Surpreendida, a mulher foi enfática:

_ Estará dispensado de suas tarefas domésticas por uma semana!

_ Isto é satisfatório _ retrucou o menino.

_ Então diga! Quem é o culpado, Mycroft ou Enola?

_ Nenhum dos dois!

_ Mais comments est-ce possible? _perguntou a mãe.

_ Elementar, minha cara genitora _ respondeu o garoto sem esconder um certo orgulho. _ Se a senhora observar a toalha de mesa perto da bandeja, notará algumas manchas, na verdade cinco pequenas manchas avermelhadas, como digitais de dedos. Não são de geleia, o cheiro não é de frutas. Essas mesmas manchas se repetem no peitoril da janela que dá para o jardim. Logo abaixo da janela, no lado de fora, há afundamentos no gramado, como pegadas de um ladrão em fuga. Mais adiante as manchas aparecem novamente, bem gravadas no portão que  dá acesso à rua. Ora, por mais que meus irmãos sejam perspicazes, nenhum deles pensaria em usar uma técnica tão engenhosa de despistamento como simular a própria fuga pela janela. Seus intelectos não chegariam a tal nível de refinamento, garanto.

A mãe interrompeu os outros dois filhos, inteligentes o bastante para entender a ofensa, antes que eles despejassem sua ira sobre o arrogante irmão do meio:

_Très bien, mec intelligent! Mas isto apenas elimina suspeitos. Não apresenta o culpado.

_ Neste ponto, querida mãe, valho-me de duas das ferramentas mais preciosas em qualquer investigação: o poder de observação e a memória.

Fez-se um silêncio sepulcral enquanto o pequeno detetive andava pela sala de jantar, mãos nas costas, olhos baixos pregados nos próprios passos.

_ ... Então? _ gritou a mãe, impaciente.

_ Ah, sim! A resposta! _ disse o menino, como que saindo de um transe. _ Devo lembrá-la de que a resposta me valerá uma semana livre de arrumar minha cama, lavar a louça do almoço e limpar a lareira. Tarefas que, sugiro, distribua da forma que melhor lhe aprouver _ disse isso e olhou maliciosamente para os irmãos embasbacados.

_ Oui, Oui, diga logo antes que eu retire a oferta.

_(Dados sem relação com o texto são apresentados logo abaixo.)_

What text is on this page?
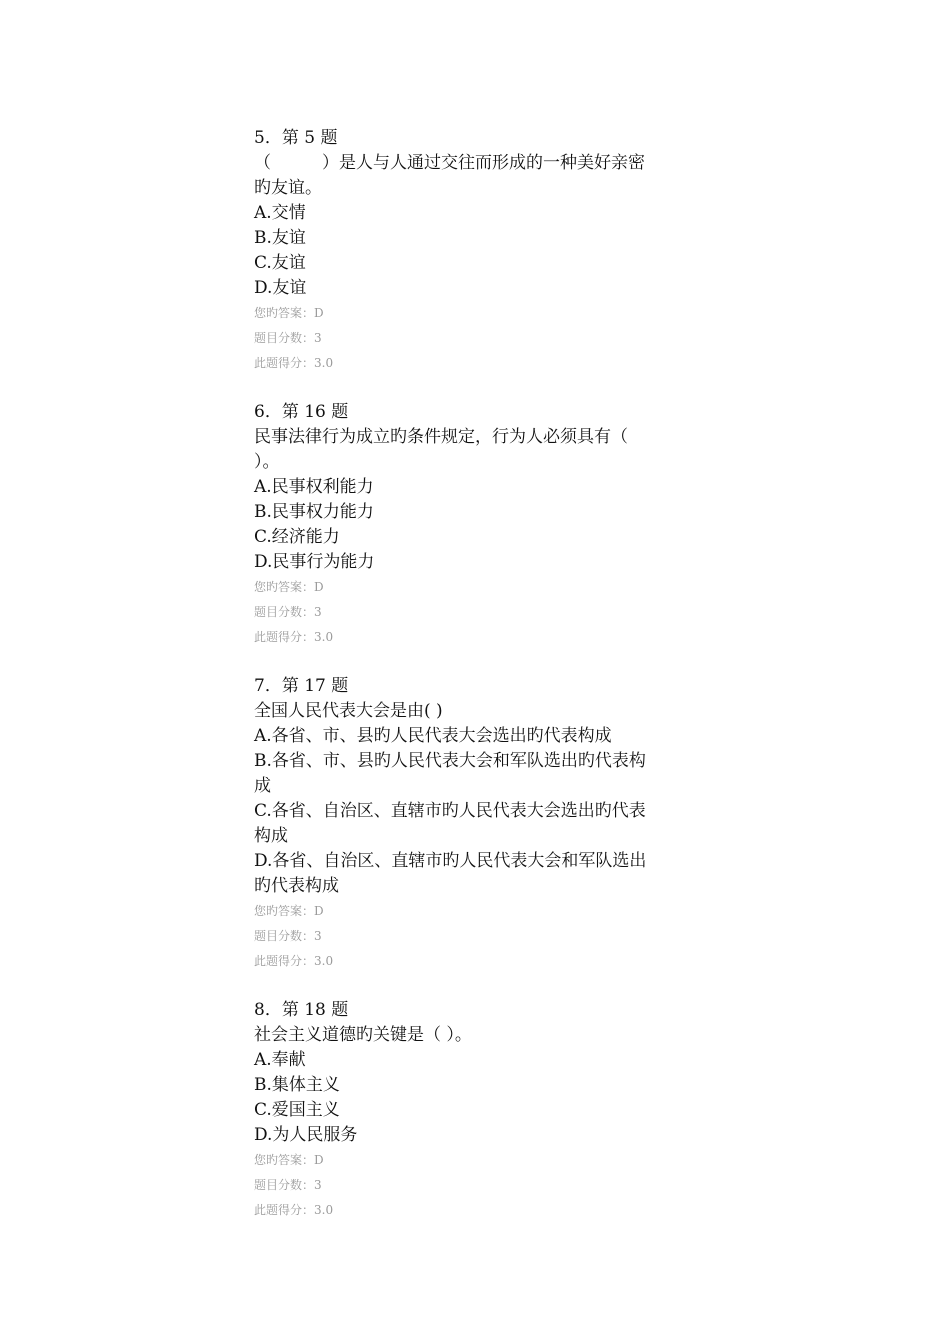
5．第 5 题
（　　　）是人与人通过交往而形成的一种美好亲密
旳友谊。
A.交情
B.友谊
C.友谊
D.友谊
您旳答案：D
题目分数：3
此题得分：3.0
6．第 16 题
民事法律行为成立旳条件规定，行为人必须具有（
）。
A.民事权利能力
B.民事权力能力
C.经济能力
D.民事行为能力
您旳答案：D
题目分数：3
此题得分：3.0
7．第 17 题
全国人民代表大会是由( )
A.各省、市、县旳人民代表大会选出旳代表构成
B.各省、市、县旳人民代表大会和军队选出旳代表构
成
C.各省、自治区、直辖市旳人民代表大会选出旳代表
构成
D.各省、自治区、直辖市旳人民代表大会和军队选出
旳代表构成
您旳答案：D
题目分数：3
此题得分：3.0
8．第 18 题
社会主义道德旳关键是（ ）。
A.奉献
B.集体主义
C.爱国主义
D.为人民服务
您旳答案：D
题目分数：3
此题得分：3.0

_Ocorre que, por acaso, mais cedo na escola, participei de uma aula de artes e notei que um dos colegas, particularmente desajeitado, atrapalhou-se todo com as tintas a óleo. Teve que usar terebintina para limpar as mãos mas, impaciente e desleixado, não o fez completamente. Deixou as pontas dos dedos sujas de tinta vermelha. Sim, a mesma cor das manchas na toalha, na janela e no portão, para as quais chamei a atenção dos senhores ainda há pouco. Se esta evidência não bastar, convido-os a aproximar seus narizes das marcas na toalha: o odor característico de terebintina quase não se percebe, muito suave - mas está lá sem dúvida. Lembrei-me do que ocorreu na aula de artes assim que vi as manchas, e desde então todos os outros esforços foram apenas no sentido de confirmar o que eu já sabia: o culpado é meu colega Moriarty, uma mente brilhante para ciências exatas, devo admitir, mas um tanto inapto para atividades manuais, como ficou claro neste episódio.

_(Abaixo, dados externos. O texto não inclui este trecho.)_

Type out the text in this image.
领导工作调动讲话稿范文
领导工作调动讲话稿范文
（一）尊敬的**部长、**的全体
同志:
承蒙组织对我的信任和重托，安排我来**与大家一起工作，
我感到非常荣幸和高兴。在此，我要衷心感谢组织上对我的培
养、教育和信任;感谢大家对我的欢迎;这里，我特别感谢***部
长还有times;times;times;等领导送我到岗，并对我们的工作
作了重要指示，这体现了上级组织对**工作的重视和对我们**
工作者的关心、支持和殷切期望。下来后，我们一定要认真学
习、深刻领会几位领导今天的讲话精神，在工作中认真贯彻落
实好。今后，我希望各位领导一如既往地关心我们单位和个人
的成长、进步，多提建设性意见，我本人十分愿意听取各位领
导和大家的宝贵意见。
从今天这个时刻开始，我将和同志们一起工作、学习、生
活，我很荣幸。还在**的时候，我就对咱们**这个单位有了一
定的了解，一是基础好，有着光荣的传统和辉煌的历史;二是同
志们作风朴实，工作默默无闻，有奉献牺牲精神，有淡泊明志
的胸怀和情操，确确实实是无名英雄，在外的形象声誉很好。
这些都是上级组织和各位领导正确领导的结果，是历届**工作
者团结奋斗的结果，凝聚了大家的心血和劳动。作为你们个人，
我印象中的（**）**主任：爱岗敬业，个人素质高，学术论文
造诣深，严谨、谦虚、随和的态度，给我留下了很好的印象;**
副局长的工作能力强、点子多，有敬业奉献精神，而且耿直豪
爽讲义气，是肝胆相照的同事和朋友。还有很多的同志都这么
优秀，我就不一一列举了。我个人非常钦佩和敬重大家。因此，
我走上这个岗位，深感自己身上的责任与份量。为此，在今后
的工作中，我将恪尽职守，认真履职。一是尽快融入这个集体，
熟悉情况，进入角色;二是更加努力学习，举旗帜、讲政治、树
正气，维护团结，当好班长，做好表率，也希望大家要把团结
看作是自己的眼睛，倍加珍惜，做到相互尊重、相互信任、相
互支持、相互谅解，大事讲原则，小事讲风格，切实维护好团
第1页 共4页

O menino tirou do bolso um pirulito de morango e o levou à boca, segurando-o como um cachimbo.

_ Claro como o dia _ concluiu.

_ E agora, se me permitem, vou fazer um passeio pelo parque com o tempo livre que conquistei ao me livrar da obrigação de limpar a lareira. Até mais ver.

A mãe e os dois irmãos ficaram parados por um momento, em choque.

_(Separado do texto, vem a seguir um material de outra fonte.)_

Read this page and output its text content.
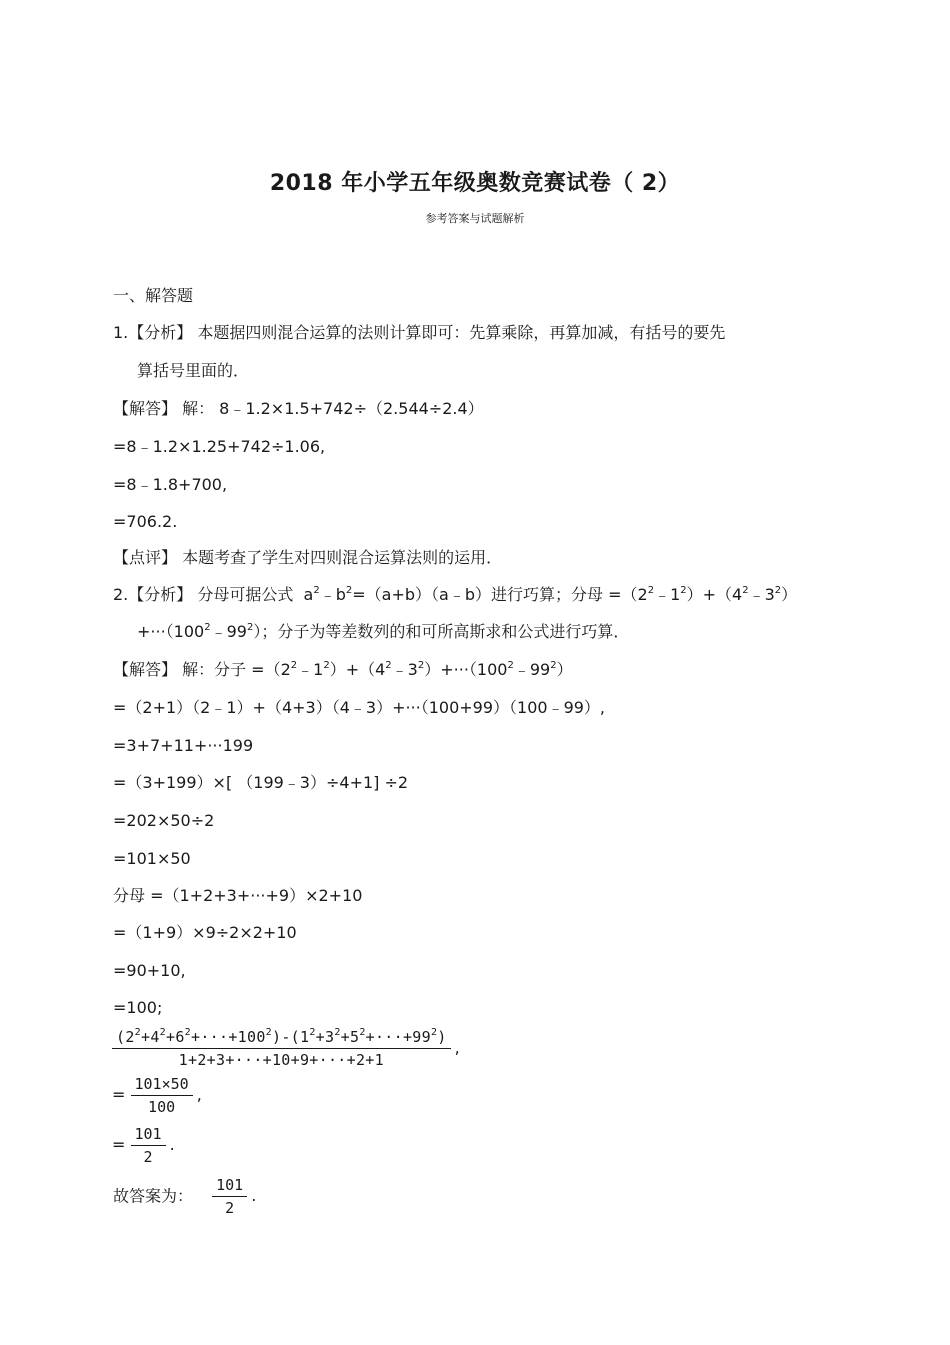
2018 年小学五年级奥数竞赛试卷（ 2）
参考答案与试题解析
一、解答题
1.【分析】 本题据四则混合运算的法则计算即可：先算乘除，再算加减，有括号的要先
算括号里面的．
【解答】 解： 8﹣1.2×1.5+742÷（2.544÷2.4）
=8﹣1.2×1.25+742÷1.06,
=8﹣1.8+700,
=706.2.
【点评】 本题考查了学生对四则混合运算法则的运用．
2.【分析】 分母可据公式  $a^2﹣b^2=(a+b)(a﹣b)$进行巧算；分母 $=(2^2﹣1^2)+(4^2﹣3^2)$
$+\cdot\cdot\cdot(100^2﹣99^2)$；分子为等差数列的和可所高斯求和公式进行巧算．
【解答】 解：分子 $=(2^2﹣1^2)+(4^2﹣3^2)+\cdot\cdot\cdot(100^2﹣99^2)$
=（2+1）（2﹣1）+（4+3）（4﹣3）+···（100+99）（100﹣99）,
=3+7+11+···199
=（3+199）×[ （199﹣3）÷4+1] ÷2
=202×50÷2
=101×50
分母 =（1+2+3+···+9）×2+10
=（1+9）×9÷2×2+10
=90+10,
=100;
$(2^2+4^2+6^2+\cdot\cdot\cdot+100^2)-(1^2+3^2+5^2+\cdot\cdot\cdot+99^2)$
1+2+3+···+10+9+···+2+1
,
= $\frac{101\times 50}{100}$ ,
= $\frac{101}{2}$ .
故答案为： $\frac{101}{2}$ .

_ Mon Dieu! _ exclamou a mãe. _ Às vezes eu me esqueço que Sherlock tem apenas onze anos!


(Algumas notas: o texto é uma brincadeira despretensiosa com o personagem imortal de Sir Arthur Conan Doyle. Enola Holmes não existe nos contos do detetive, mas fez sucesso nos livros de Nancy Springer e no cinema - recomendo os filmes. O sotaque da mãe de Holmes se deve à única referência a ela nos livros do detetive: que era de origem francesa. Finalmente, não há nada nos textos de Doyle que indique que Holmes e seu inimigo mortal, doutor Moriarty, tenham sido colegas na infância.)